This invention relates to a photometric light absorption type biochemical analyzing apparatus and in particular to an improved analyzer apparatus having a highly flexible light path arrangement.
Photometric light absorption measurements are normally made by directing a light beam through a transparent reaction cuvette containing a liquid sample to be analyzed and by detecting the intensity of the light transmitted through the sample.
An automatic biochemical analyzing apparatus of this type usually includes a temperature controlled bath unit for keeping the reaction cuvette at a predetermined temperature. The conventional temperature control unit is constructed so that a single line of successive sample cuvettes immersed in the water of the bath unit, moves across the path of the beam, which also propagates through the bath fluid.

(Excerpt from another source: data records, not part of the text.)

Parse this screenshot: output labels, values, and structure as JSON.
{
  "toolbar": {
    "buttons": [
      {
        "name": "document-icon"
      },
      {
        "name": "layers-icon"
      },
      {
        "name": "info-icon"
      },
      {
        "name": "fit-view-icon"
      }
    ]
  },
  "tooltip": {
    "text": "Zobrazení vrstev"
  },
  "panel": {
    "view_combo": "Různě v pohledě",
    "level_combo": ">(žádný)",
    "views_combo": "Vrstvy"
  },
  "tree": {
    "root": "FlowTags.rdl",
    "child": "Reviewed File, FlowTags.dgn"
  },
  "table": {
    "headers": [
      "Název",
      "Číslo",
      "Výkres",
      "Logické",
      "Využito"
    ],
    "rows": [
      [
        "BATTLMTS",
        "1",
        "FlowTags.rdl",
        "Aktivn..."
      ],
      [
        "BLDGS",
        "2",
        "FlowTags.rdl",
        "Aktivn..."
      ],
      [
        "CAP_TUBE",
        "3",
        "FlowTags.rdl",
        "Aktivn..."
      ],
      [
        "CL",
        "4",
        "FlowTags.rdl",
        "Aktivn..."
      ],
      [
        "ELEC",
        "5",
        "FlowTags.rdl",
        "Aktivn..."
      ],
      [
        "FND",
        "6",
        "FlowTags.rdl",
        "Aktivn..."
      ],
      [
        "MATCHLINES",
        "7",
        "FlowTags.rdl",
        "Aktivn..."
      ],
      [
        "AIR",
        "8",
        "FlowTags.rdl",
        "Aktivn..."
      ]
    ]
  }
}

Specifically, the light beam emitted from a light source is directed to the reaction curvettes within the bath unit through an entrance window provided on a side wall of the bath unit and the portion of the light beam transmitted through the sample is directed through an exit window provided on the opposite side wall of the bath unit. The transmitted light is then separated into spectrum components for determining the concentration of the sample.
In such a conventional apparatus, light path conversion means, such as prisms, are disposed outside the bath unit with the bath unit interposed therebetween.
One reason for this arrangement is that it is difficult to obtain sufficient transmitted light intensities when the prism means are directly immersed in the water of the bath unit due to the small differences of the indices of refraction of the prism and the water. One approach that has been considered is the provision of reflexible metal on the reflection surface of the prism. However, this has led to problems of corrosion of the metal coating because a surface-active agent is usually added to the temperature controlled water for preventing attachment of bubbles to the surfaces of the reaction cuvettes. The addition of antifreeze agents also contributes to these difficulties.
As a consequence, in the conventional apparatus the prism means are usually positioned outside of the bath unit adjacent to the side wall windows.
In such a conventional apparatus, it is difficult, if not impossible, to measure simultaneously a plurality of cuvette sample lines running parallel between the side wall windows of the temperature controlled bath unit. Further, it is difficult to devise a compact arrangement for simultaneously measuring plural samples moving in parallel paths through the fluid bath.